Photo credit: Toomore Chiang/Flickr/CC

The two major political parties in Taiwan are not, in fact, divided between a center-left party and a center-right party, but much more along the lines of the political opposition between independence and unification, just overlaid on top of the traditional left/right political divide. The Democratic Progressive Party, which emerged from the Taiwanese democracy movement, is not inherently a center-left political party, so much as it is a party originally formed by a number of political actors whose common consensus was opposition to the KMT. As such, the DPP in itself contains both a left-wing and a right-wing.
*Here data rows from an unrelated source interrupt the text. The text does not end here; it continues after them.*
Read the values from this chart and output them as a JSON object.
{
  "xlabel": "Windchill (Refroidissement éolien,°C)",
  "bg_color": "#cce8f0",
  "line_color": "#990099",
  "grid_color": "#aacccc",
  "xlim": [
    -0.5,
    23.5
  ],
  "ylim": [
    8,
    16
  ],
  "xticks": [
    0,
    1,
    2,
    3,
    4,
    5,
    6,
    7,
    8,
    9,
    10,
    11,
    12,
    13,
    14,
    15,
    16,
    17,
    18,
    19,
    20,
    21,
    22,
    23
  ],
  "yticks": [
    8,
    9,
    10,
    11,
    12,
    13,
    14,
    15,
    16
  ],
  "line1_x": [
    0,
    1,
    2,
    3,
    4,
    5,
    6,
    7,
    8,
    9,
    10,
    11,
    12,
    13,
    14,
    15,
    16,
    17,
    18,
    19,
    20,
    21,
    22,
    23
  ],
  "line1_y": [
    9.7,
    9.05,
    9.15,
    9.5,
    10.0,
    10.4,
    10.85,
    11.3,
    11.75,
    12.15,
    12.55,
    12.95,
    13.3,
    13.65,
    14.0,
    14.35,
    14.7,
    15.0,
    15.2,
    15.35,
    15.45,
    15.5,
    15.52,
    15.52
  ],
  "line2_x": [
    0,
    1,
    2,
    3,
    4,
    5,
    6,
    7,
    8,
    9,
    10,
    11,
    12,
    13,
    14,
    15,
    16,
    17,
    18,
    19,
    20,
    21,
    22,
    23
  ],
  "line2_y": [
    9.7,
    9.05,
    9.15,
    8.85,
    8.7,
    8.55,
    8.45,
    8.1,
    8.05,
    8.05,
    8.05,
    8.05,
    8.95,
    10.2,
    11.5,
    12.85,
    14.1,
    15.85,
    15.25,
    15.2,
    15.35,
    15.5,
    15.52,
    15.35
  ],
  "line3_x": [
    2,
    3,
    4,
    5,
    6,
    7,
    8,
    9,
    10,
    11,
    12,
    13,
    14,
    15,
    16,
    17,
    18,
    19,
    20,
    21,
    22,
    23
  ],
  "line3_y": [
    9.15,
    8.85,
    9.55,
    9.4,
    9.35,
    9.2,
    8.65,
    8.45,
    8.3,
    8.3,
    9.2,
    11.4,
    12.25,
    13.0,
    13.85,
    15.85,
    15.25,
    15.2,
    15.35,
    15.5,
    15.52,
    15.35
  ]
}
Nevertheless, the particularities of the Taiwanese political spectrum have led independence to broadly become aligned with a left political position. In the past, KMT persecution of leftism was seen with the view that to be a leftist was to be pro-China. But while pro-unification leftists still exist as a marginal political force in Taiwan, China increasingly drifting away from its past rhetoric in combination with the weakening stigma against leftism which came with the process of Taiwanese democratization, has allowed for the political Left to become aligned with a pro-independence political position and, structurally, this may have led Taiwanese young people to become predisposed to left and progressive political views. Likewise, the fact that Taiwanese capitalists are predisposed to pro-China views because of doing business with China led to anger again big business from youth activists which sometimes evolved into leftist anti-capitalism.

Photo credit: Felix the Bear/Flickr/CC

Nevertheless, one observes that although the views of the leadership within the Legislative Yuan were actually also quite left, such views may have become closeted during the movement for the sake of appealing to the general public. On the other hand, splinter groups such as the Untouchables’ Liberation Area or Le Flanc Radical were more willing to express left political views overtly. There may have been a tension within the movement between leftism and pragmatism, in that light.